A new museum exploring religion and faith in Britain is set to open later this year in County Durham.

The Faith Museum in Bishop Auckland will open to visitors in October. It will be housed in a custom-built extension, constructed using local sandstone and designed by Níall McLaughlin Architects.

The purpose-built museum building sits in the 14th-century wing of Auckland Castle. Both are part of a wider local redevelopment by regeneration charity The Auckland Project, and includes seven attractions in the area.

The building takes the form of a mediaeval tithe barn and follows the line of the original perimeter wall of the castle.

The project has been funded by a £12.4m grant from The National Lottery Heritage Fund as part of The Auckland Project, and is supported by The Jerusalem Trust, an evangelical Christian trust and one of 17 Sainsbury Family Charitable Trusts.

The museum will explore the idea of faith, in personal lives and communities across Britain.

Inside, the museum comprises four gallery spaces, and will offer a programme of rotating displays and temporary exhibitions. The inaugural series of temporary exhibitions will present work by British artists, including a special commission by Mat Collishaw.

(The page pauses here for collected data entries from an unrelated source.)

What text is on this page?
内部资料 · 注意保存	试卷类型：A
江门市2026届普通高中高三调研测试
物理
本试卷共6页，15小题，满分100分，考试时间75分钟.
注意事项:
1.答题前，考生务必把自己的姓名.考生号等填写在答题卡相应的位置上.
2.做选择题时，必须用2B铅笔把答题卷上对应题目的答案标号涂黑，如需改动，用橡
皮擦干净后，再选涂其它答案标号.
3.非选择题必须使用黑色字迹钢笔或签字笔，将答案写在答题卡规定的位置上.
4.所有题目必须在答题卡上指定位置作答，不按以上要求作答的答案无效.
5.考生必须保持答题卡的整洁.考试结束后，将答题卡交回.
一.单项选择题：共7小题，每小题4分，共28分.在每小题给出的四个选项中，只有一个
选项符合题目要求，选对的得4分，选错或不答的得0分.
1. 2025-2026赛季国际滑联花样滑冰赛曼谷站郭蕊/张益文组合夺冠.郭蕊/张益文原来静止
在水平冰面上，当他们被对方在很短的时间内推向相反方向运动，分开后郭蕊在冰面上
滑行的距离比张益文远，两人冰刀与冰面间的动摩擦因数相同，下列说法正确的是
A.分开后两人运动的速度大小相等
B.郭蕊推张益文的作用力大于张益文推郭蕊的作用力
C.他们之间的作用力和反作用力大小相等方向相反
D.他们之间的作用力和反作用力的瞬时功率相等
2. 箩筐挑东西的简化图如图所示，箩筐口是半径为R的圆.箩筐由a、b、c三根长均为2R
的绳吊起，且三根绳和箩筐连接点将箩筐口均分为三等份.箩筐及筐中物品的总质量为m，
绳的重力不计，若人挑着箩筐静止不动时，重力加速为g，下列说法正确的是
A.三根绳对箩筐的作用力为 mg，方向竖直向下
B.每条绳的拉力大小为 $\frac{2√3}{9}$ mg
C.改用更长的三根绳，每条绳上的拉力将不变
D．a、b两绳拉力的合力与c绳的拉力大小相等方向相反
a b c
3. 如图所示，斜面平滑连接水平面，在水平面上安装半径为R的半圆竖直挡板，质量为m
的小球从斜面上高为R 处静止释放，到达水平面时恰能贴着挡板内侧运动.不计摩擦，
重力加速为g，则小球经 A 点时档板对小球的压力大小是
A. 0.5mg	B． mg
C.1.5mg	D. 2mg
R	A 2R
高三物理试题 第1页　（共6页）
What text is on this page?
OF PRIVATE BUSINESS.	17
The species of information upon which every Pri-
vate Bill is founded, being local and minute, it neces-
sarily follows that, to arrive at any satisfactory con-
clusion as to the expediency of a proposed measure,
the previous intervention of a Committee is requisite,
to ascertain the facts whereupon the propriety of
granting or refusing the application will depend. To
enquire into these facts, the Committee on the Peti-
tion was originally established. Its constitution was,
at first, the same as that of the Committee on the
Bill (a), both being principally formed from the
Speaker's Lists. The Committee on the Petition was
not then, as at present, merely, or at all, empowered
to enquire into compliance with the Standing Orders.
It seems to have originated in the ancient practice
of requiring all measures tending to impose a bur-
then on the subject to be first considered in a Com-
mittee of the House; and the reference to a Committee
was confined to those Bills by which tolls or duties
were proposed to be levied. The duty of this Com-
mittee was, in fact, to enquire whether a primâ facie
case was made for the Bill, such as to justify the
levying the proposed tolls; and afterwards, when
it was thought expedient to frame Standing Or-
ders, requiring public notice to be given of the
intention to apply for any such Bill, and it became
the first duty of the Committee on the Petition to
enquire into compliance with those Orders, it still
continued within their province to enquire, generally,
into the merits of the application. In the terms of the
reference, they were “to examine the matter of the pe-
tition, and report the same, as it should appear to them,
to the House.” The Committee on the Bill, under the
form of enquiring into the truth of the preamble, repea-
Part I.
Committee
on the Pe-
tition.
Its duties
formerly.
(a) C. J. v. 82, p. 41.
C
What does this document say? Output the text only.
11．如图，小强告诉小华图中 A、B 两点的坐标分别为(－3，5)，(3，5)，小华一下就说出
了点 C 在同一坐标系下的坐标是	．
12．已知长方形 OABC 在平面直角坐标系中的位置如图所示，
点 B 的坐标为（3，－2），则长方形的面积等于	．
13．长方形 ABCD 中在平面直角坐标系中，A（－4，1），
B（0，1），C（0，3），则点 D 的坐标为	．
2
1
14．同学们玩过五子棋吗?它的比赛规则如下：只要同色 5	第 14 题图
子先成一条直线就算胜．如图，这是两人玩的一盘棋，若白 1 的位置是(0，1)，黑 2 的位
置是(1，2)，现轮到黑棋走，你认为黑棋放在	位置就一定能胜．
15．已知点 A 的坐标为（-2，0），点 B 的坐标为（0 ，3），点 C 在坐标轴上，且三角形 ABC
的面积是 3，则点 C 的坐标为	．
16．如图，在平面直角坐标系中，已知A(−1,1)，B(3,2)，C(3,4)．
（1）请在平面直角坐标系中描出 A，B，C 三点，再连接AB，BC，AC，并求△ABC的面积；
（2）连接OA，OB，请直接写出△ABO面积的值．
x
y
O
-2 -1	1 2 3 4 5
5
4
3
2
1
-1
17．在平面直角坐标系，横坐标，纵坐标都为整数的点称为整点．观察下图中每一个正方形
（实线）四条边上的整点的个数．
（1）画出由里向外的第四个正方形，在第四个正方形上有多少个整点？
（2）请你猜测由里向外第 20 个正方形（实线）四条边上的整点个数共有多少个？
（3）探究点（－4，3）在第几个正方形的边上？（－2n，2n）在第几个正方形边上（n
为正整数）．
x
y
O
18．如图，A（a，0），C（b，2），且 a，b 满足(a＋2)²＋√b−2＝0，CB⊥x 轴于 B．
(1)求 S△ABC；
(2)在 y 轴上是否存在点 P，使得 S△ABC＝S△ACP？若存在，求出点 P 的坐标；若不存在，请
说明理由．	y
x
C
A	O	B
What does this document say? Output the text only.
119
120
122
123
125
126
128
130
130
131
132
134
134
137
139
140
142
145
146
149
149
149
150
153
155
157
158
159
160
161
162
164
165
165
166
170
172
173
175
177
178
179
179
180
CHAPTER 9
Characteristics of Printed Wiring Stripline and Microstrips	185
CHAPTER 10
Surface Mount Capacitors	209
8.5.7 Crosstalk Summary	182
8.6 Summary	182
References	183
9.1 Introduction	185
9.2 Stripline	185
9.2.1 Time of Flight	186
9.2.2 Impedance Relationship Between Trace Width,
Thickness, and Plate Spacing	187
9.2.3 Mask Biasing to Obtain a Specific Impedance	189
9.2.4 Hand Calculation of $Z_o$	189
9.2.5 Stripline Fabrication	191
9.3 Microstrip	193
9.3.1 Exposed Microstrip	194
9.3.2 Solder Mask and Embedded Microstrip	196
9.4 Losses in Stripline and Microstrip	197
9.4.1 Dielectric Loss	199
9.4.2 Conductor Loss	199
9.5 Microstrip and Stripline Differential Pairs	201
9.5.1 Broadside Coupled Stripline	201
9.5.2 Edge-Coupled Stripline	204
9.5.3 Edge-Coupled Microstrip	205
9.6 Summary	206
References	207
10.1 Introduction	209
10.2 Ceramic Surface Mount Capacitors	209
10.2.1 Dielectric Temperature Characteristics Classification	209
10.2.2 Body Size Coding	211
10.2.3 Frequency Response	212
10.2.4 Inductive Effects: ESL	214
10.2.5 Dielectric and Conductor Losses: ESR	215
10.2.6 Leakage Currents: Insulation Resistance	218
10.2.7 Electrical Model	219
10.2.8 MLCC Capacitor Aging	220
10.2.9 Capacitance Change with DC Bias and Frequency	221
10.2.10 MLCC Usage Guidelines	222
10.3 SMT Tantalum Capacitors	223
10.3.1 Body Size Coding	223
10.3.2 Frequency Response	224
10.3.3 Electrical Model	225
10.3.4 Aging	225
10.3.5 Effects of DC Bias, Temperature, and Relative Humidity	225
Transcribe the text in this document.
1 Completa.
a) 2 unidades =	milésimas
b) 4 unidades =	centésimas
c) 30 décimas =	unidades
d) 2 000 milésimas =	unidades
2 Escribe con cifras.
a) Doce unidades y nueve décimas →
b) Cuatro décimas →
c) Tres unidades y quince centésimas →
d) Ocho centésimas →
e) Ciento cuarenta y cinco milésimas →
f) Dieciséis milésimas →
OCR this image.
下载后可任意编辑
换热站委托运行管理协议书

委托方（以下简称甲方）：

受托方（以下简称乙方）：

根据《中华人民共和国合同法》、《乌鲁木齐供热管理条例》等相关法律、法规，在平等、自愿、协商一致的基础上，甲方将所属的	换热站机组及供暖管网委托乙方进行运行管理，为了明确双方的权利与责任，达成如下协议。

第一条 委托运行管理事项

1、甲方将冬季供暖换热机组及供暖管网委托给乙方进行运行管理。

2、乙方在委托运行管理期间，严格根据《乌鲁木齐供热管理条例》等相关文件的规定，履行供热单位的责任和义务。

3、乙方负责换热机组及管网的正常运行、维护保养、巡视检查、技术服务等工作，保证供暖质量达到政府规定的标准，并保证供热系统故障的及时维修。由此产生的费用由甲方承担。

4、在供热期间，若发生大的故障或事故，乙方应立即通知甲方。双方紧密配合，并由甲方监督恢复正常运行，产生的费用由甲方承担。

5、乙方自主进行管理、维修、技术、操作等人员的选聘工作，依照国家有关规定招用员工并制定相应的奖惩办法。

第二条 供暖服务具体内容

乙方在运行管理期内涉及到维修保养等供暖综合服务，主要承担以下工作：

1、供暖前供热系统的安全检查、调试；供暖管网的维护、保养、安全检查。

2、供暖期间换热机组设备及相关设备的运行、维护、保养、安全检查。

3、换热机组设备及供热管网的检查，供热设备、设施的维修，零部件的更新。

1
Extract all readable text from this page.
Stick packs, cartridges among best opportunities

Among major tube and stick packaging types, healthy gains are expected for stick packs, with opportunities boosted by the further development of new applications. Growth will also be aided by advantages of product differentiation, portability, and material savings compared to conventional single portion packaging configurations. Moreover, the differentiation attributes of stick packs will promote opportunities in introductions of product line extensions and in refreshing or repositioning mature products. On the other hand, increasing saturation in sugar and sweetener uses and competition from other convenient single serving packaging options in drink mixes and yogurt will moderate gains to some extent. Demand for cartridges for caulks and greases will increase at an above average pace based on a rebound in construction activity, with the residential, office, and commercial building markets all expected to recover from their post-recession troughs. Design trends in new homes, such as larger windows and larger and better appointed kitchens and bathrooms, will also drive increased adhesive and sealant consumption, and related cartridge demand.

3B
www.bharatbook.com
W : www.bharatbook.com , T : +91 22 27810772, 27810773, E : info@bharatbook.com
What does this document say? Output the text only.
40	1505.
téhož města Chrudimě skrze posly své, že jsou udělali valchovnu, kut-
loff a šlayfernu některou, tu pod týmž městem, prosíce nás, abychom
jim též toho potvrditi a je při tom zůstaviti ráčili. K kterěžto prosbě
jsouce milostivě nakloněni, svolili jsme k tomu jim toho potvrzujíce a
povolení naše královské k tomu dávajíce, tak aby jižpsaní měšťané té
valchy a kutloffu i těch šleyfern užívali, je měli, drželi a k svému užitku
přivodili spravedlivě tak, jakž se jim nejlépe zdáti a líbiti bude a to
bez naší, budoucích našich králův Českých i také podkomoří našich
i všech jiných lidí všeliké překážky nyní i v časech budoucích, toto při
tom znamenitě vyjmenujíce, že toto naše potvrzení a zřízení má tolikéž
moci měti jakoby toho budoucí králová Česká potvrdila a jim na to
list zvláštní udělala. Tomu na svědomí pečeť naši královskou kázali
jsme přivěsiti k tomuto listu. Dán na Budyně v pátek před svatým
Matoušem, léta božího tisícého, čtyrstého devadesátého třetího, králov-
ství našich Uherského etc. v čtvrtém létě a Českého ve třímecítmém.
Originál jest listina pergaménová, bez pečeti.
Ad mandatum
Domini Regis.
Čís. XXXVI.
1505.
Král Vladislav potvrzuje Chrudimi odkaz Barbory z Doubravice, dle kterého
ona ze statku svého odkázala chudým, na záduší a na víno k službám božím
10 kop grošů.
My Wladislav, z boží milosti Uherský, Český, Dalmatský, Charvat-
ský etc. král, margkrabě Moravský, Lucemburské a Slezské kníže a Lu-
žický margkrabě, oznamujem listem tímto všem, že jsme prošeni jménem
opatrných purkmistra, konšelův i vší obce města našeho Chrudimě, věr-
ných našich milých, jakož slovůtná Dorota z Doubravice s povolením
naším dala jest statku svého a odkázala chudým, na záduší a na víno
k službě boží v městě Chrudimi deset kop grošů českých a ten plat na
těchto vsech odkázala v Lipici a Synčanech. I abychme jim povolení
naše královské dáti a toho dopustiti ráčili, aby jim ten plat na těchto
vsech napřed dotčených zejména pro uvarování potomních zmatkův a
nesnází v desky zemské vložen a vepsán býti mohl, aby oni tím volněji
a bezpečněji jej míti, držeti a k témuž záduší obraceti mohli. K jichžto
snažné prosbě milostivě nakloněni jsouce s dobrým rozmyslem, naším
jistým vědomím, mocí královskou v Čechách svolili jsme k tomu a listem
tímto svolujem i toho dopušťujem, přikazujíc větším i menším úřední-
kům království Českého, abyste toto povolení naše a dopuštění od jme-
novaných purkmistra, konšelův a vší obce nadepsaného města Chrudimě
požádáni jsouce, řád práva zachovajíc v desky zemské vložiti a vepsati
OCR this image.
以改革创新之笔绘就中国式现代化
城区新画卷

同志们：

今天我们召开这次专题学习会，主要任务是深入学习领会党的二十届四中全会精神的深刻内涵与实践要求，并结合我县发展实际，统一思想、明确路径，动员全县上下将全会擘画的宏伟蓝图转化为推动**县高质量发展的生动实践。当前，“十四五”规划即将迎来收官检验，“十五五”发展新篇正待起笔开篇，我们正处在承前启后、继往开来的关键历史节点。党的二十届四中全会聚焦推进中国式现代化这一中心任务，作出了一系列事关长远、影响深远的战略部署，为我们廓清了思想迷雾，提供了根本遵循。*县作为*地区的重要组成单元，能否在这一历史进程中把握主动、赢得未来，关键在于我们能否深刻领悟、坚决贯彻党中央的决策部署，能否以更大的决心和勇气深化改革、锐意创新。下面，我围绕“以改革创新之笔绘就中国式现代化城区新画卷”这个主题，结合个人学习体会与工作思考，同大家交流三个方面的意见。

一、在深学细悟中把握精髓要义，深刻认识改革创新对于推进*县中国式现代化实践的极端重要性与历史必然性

The ground floor tells a story which begins in the Neolithic period and which ends in the year 2000. Displays will feature objects on loan from 50 national and local institutions and private lenders, alongside The Auckland Project’s own collection.

A design of the Faith Museum (Niall McLaughlin Architects)

The upper floor of the museum will house the museum’s temporary exhibitions and installations, and will open with a display of works by ten contemporary British artists, offering their individual perspectives on faith today.

Set for display will be an early example of evidence of Jewish communities in Britain, seen in an object from the collection of the Ashmolean Museum, the 13th-century Bodleian Bow; a copy of William Tyndale’s English translation of the New Testament from 1536; and a set of 20th-century prayer beads owned by Lord Headley, believed to be the first Briton to have legitimately completed the Hajj pilgrimage to Mecca, having converted to Islam.

Jonathan Ruffer, Founder of The Auckland Project, said development of the museum was the ”hardest piece of our jigsaw.”

“We have tried to tell stories which put into context 6,000 years of human endeavour and the restlessness of the human spirit.”